Whitehurst and his counterparts are taking steps to reverse the trends. Whitehurst, who was chief operating officer of Delta Airlines before arriving at Red Hat in January, is shifting engineers and marketers away from nice-to-have projects toward areas where Red Hat gets paid. He is pulling resources out of consumer desktop Linux, and he shuttered an online store that sold other companies' open source programs. "I took a look at that and said, 'We're not eBay'," he says. "Red Hat is open source, but that doesn't mean we do everything in open source."

Red Hat is also directing resources toward expanding sales in Asia and developing business-ready versions of Linux that work with hot-selling virtualization software. Whitehurst is putting the kibosh on discounts. If his bets are correct, they could spur growth at the company, which has yet to crack US$1 billion in sales, despite proffering Linux for well over a decade.

SpikeSource on Aug. 19 plans to announce a partnership with Intel, an investor, to sell certification for software programs that run on computers powered by Intel chips. Applications that pass muster get a SpikeSource badge and access to 160,000 Intel resellers, Polese says. The service carries a US$25,000 annual subscription fee, though SpikeSource is offering discounts to early adopters. "Our focus has always been about scale," she says. "A lot of the pure-play open source companies have had scaling challenges."

Takeover target?
At least for Red Hat, time for turnaround may be of the essence. Speculation is rife that the company is a takeover target. "It makes no sense that they're still hanging out there," says Eric Gebaide, a managing director at investment bank Innovation Advisors.

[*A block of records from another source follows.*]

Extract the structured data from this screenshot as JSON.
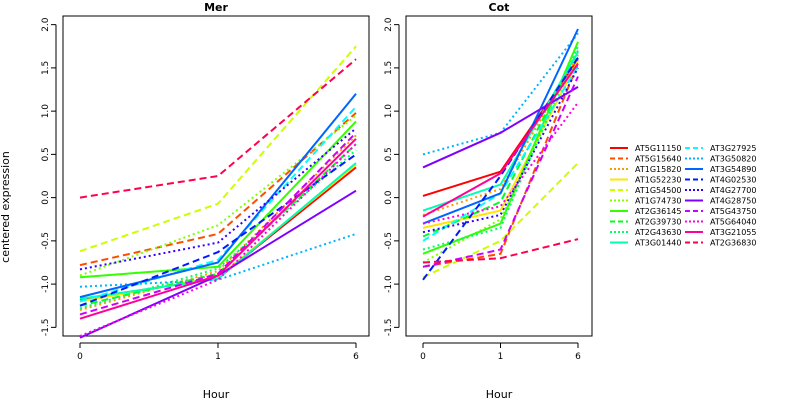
{
  "chart_data": {
    "type": "line",
    "ylabel": "centered expression",
    "ylim": [
      -1.6,
      2.1
    ],
    "yticks": [
      "-1.5",
      "-1.0",
      "-0.5",
      "0.0",
      "0.5",
      "1.0",
      "1.5",
      "2.0"
    ],
    "ytick_values": [
      -1.5,
      -1.0,
      -0.5,
      0.0,
      0.5,
      1.0,
      1.5,
      2.0
    ],
    "x_positions": [
      0,
      1,
      2
    ],
    "xtick_labels": [
      "0",
      "1",
      "6"
    ],
    "legend_placement": "right",
    "series": [
      {
        "name": "AT5G11150",
        "color": "#ff0000",
        "dash": "solid"
      },
      {
        "name": "AT5G15640",
        "color": "#ff4d00",
        "dash": "dashed"
      },
      {
        "name": "AT1G15820",
        "color": "#ff9900",
        "dash": "dotted"
      },
      {
        "name": "AT1G52230",
        "color": "#ffe600",
        "dash": "solid"
      },
      {
        "name": "AT1G54500",
        "color": "#ccff00",
        "dash": "dashed"
      },
      {
        "name": "AT1G74730",
        "color": "#80ff00",
        "dash": "dotted"
      },
      {
        "name": "AT2G36145",
        "color": "#33ff00",
        "dash": "solid"
      },
      {
        "name": "AT2G39730",
        "color": "#00ff19",
        "dash": "dashed"
      },
      {
        "name": "AT2G43630",
        "color": "#00ff66",
        "dash": "dotted"
      },
      {
        "name": "AT3G01440",
        "color": "#00ffb2",
        "dash": "solid"
      },
      {
        "name": "AT3G27925",
        "color": "#00ffff",
        "dash": "dashed"
      },
      {
        "name": "AT3G50820",
        "color": "#00b3ff",
        "dash": "dotted"
      },
      {
        "name": "AT3G54890",
        "color": "#0066ff",
        "dash": "solid"
      },
      {
        "name": "AT4G02530",
        "color": "#001aff",
        "dash": "dashed"
      },
      {
        "name": "AT4G27700",
        "color": "#3300ff",
        "dash": "dotted"
      },
      {
        "name": "AT4G28750",
        "color": "#8000ff",
        "dash": "solid"
      },
      {
        "name": "AT5G43750",
        "color": "#cc00ff",
        "dash": "dashed"
      },
      {
        "name": "AT5G64040",
        "color": "#ff00e6",
        "dash": "dotted"
      },
      {
        "name": "AT3G21055",
        "color": "#ff0099",
        "dash": "solid"
      },
      {
        "name": "AT2G36830",
        "color": "#ff004d",
        "dash": "dashed"
      }
    ],
    "panels": [
      {
        "title": "Mer",
        "xlabel": "Hour",
        "values": [
          [
            -1.18,
            -0.93,
            0.35
          ],
          [
            -0.78,
            -0.42,
            0.98
          ],
          [
            -1.3,
            -0.85,
            0.72
          ],
          [
            -1.2,
            -0.92,
            0.38
          ],
          [
            -0.62,
            -0.07,
            1.75
          ],
          [
            -0.9,
            -0.32,
            0.95
          ],
          [
            -0.92,
            -0.8,
            0.88
          ],
          [
            -1.25,
            -0.88,
            0.62
          ],
          [
            -1.28,
            -0.82,
            0.55
          ],
          [
            -1.17,
            -0.94,
            0.4
          ],
          [
            -1.2,
            -0.72,
            1.05
          ],
          [
            -1.03,
            -0.95,
            -0.42
          ],
          [
            -1.15,
            -0.75,
            1.2
          ],
          [
            -1.25,
            -0.63,
            0.5
          ],
          [
            -0.83,
            -0.52,
            0.8
          ],
          [
            -1.62,
            -0.9,
            0.08
          ],
          [
            -1.35,
            -0.88,
            0.75
          ],
          [
            -1.6,
            -0.95,
            0.62
          ],
          [
            -1.4,
            -0.9,
            0.68
          ],
          [
            0.0,
            0.25,
            1.6
          ]
        ]
      },
      {
        "title": "Cot",
        "xlabel": "Hour",
        "values": [
          [
            0.02,
            0.3,
            1.6
          ],
          [
            -0.8,
            -0.65,
            1.55
          ],
          [
            -0.2,
            0.1,
            1.65
          ],
          [
            -0.35,
            -0.15,
            1.58
          ],
          [
            -0.92,
            -0.5,
            0.4
          ],
          [
            -0.75,
            -0.25,
            1.65
          ],
          [
            -0.65,
            -0.3,
            1.8
          ],
          [
            -0.45,
            -0.05,
            1.7
          ],
          [
            -0.6,
            -0.35,
            1.75
          ],
          [
            -0.15,
            0.15,
            1.68
          ],
          [
            -0.5,
            0.05,
            1.52
          ],
          [
            0.5,
            0.75,
            1.9
          ],
          [
            -0.3,
            0.05,
            1.95
          ],
          [
            -0.95,
            0.25,
            1.62
          ],
          [
            -0.4,
            -0.2,
            1.5
          ],
          [
            0.35,
            0.75,
            1.28
          ],
          [
            -0.8,
            -0.6,
            1.4
          ],
          [
            -0.3,
            -0.1,
            1.1
          ],
          [
            -0.22,
            0.28,
            1.55
          ],
          [
            -0.75,
            -0.7,
            -0.48
          ]
        ]
      }
    ]
  }
}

One possible suitor is virtualization software company VMware, which some industry executives says is on the lookout for an operating system to add to its portfolio. Former VMware CEO Diane Greene, ousted by her board in July, had set up meetings with Red Hat in part to position VMware as friendly to open source and possibly as a prelude to a buyout discussion, according to a person familiar with the conversations. Representatives of both companies declined to comment.

To be sure, open source software continues to be popular. Sales of computer servers preloaded with Linux are growing faster than the overall market for servers based on chips from Intel and Advanced Micro Devices. And a handful of small open source software companies--including collaboration software maker Alfresco Software and SpringSource, which sells tools for writing Java programs--are seeing rapid sales growth, according to industry executives.

Open source haves and have-nots
Still, the market is polarizing into open source haves and have-nots. IBM sells billions of dollars worth of hardware, middleware, and IT services associated with Linux each year, says Inna Kuznetsova, the company's director of Linux strategy. And Oracle has made Linux an important platform for running its database and applications. Yet sellers of Linux tech support are often left in the lurch as companies pay for support only for the servers that run important corporate databases and applications, while choosing free versions of the software for Web servers, which are far greater in number.

Worse for open source companies, big markets do not necessarily translate into big opportunities, because their software can be had for free. Take the market for ultraportable "netbooks". Taiwanese vendor AsusTek Computer has done well selling the stripped-down devices, and Dell is planning to enter the market in the coming months. Linux would seem like a natural for netbooks since it runs quickly on the Intel chips inside. But Whitehurst says Red Hat is still figuring out whether there is a business case for jumping in, since hardware makers likely would not pay for supported versions of Linux inside the machines.

"A pure service business is not particularly defensible," says Whitehurst. "Some open source companies have not truly figured that out." If the open source movement, now in its second decade, is to realize its promise for vendors and investors, more of its purveyors will need to get the message soon.